Жарков помолился в передний угол, низко поклонился Пугачеву, затем хозяевам, сказал:
– Дозвольте присесть, ваше величество, на краюшке...
– Пошто на краюшке... Садись посередке, господин купец, – проговорил Пугачев, отодвигаясь со стулом в сторону. – Торговым людям, кои не супротив нашего самодержавства, мы милость завсегда творим.
Купцы одобрительно переглянулись. Пили горячий сбитень. Ни чаю, ни табаку – этих сатанинских травок – в доме не водилось. Откашлявшись в горсть, Жарков сказал:
– Торговое сословие, батюшка государь, всякому государству основа.
– Основа-то основа, Иван Степаныч, – возразил широкоплечий хозяин, оглаживая светло-русую бороду, – а главная суть, мотри, в народе обитает: народ богат – и купец богат, народ сир да нищ, и купец ни в тех, ни в сех, середнячком ходит.
– А не можно ли, господа купцы, тако повернуть речи ваши, – встрял в разговор Пугачев. – Народишко, мол, и беден чрез то, что помещики с купцами чересчур богаты. Ну, правда, купцам-то и Бог велит от трудов своих богатеть, а вот помещики – те особь статья. Ась?
– Правда, правда твоя, батюшка! – воскликнул хозяин, и его выпуклые умные глаза заблестели. – Ведь подумать надо, откуль народу-то справным быть, коль у мужика ничем-чего своего собственного... Все, вишь, барское! Барин захочет, всего лишит, захочет – на каторгу сошлет, а нет, так и продаст, аки скотину рогатую.
– Ломать надо, господа купцы, порядок такой, ломать надо! – сказал Пугачев. – А сомнем – всем враз вольготно станет. Не так?
Купцы согласно закивали головами. Жарков сказал:
– А нам, торговым да промышленным людям, нешто мало всяких утеснений творят разные там берг-коллегии, да мануфактур-коллегии, да магистраты с воеводами, с судьями, со всякой строкой приказной.

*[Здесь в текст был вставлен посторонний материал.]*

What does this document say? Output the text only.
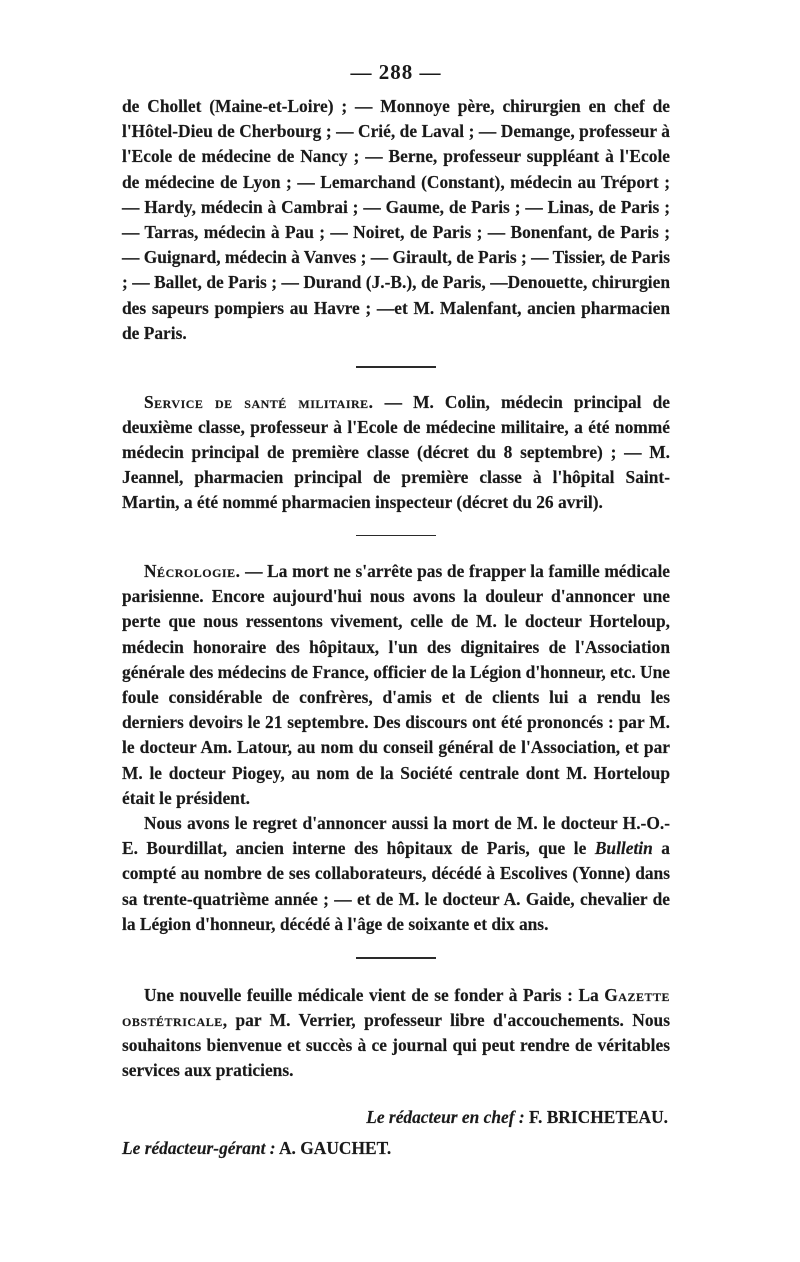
— 288 —

de Chollet (Maine-et-Loire) ; — Monnoye père, chirurgien en chef de l'Hôtel-Dieu de Cherbourg ; — Crié, de Laval ; — Demange, professeur à l'Ecole de médecine de Nancy ; — Berne, professeur suppléant à l'Ecole de médecine de Lyon ; — Lemarchand (Constant), médecin au Tréport ; — Hardy, médecin à Cambrai ; — Gaume, de Paris ; — Linas, de Paris ; — Tarras, médecin à Pau ; — Noiret, de Paris ; — Bonenfant, de Paris ; — Guignard, médecin à Vanves ; — Girault, de Paris ; — Tissier, de Paris ; — Ballet, de Paris ; — Durand (J.-B.), de Paris, —Denouette, chirurgien des sapeurs pompiers au Havre ; —et M. Malenfant, ancien pharmacien de Paris.

Service de santé militaire. — M. Colin, médecin principal de deuxième classe, professeur à l'Ecole de médecine militaire, a été nommé médecin principal de première classe (décret du 8 septembre) ; — M. Jeannel, pharmacien principal de première classe à l'hôpital Saint-Martin, a été nommé pharmacien inspecteur (décret du 26 avril).

Nécrologie. — La mort ne s'arrête pas de frapper la famille médicale parisienne. Encore aujourd'hui nous avons la douleur d'annoncer une perte que nous ressentons vivement, celle de M. le docteur Horteloup, médecin honoraire des hôpitaux, l'un des dignitaires de l'Association générale des médecins de France, officier de la Légion d'honneur, etc. Une foule considérable de confrères, d'amis et de clients lui a rendu les derniers devoirs le 21 septembre. Des discours ont été prononcés : par M. le docteur Am. Latour, au nom du conseil général de l'Association, et par M. le docteur Piogey, au nom de la Société centrale dont M. Horteloup était le président.

Nous avons le regret d'annoncer aussi la mort de M. le docteur H.-O.-E. Bourdillat, ancien interne des hôpitaux de Paris, que le Bulletin a compté au nombre de ses collaborateurs, décédé à Escolives (Yonne) dans sa trente-quatrième année ; — et de M. le docteur A. Gaide, chevalier de la Légion d'honneur, décédé à l'âge de soixante et dix ans.

Une nouvelle feuille médicale vient de se fonder à Paris : La Gazette obstétricale, par M. Verrier, professeur libre d'accouchements. Nous souhaitons bienvenue et succès à ce journal qui peut rendre de véritables services aux praticiens.

Le rédacteur en chef : F. BRICHETEAU.
Le rédacteur-gérant : A. GAUCHET.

Вот они где, сгинь их головы, сидят! – пришлепнул он себя ладонью по загривку. – Ох, батюшка государь, кабы знал ты да ведал...
– Доподлинно сие вестно мне, господа купцы, не сумневайтесь, – подхватил Пугачев негромко, – немало моим царским именем перевешано злоумыслителей таких.
– Взяточка, взяточка сушит да крушит нас, ваше величество, – жаловался Жарков. – Не подмажешь – не поедешь... Замест помощи что видим мы от начальства-то? Палки в колесья суют! Ежели, скажем, наживешь рубль-целковый, так им гривен семь хабару с рубля-то отойдет, а нет, так и обанкрутят, в трубу пустят, сгинь их головы! Да вот, извольте послушать, про себя скажу. Тятенька мой, покойна головушка (Жарков перекрестился), оставил мне огромный капитал, тысяч во сто. А я оный капитал рвением своим умножил и преумножил. А как? Где не доем, где не досплю, взад-вперед по России гоняю, можно сказать, не дома на пуховиках – в таратайке да в санях живу. А иначе ничего и не выйдет. Зато салотопенный завод у меня, да свечной, да стекольный, да два мыловаренных. Со Швецией да с Англией торг веду чрез Архангельск. Им, вишь, сало за гроши подавай, а уж они свечи-то да мыло сами наделают, да нам в обрат затридорога привезут, сгинь их головы! А я по-своему повернул...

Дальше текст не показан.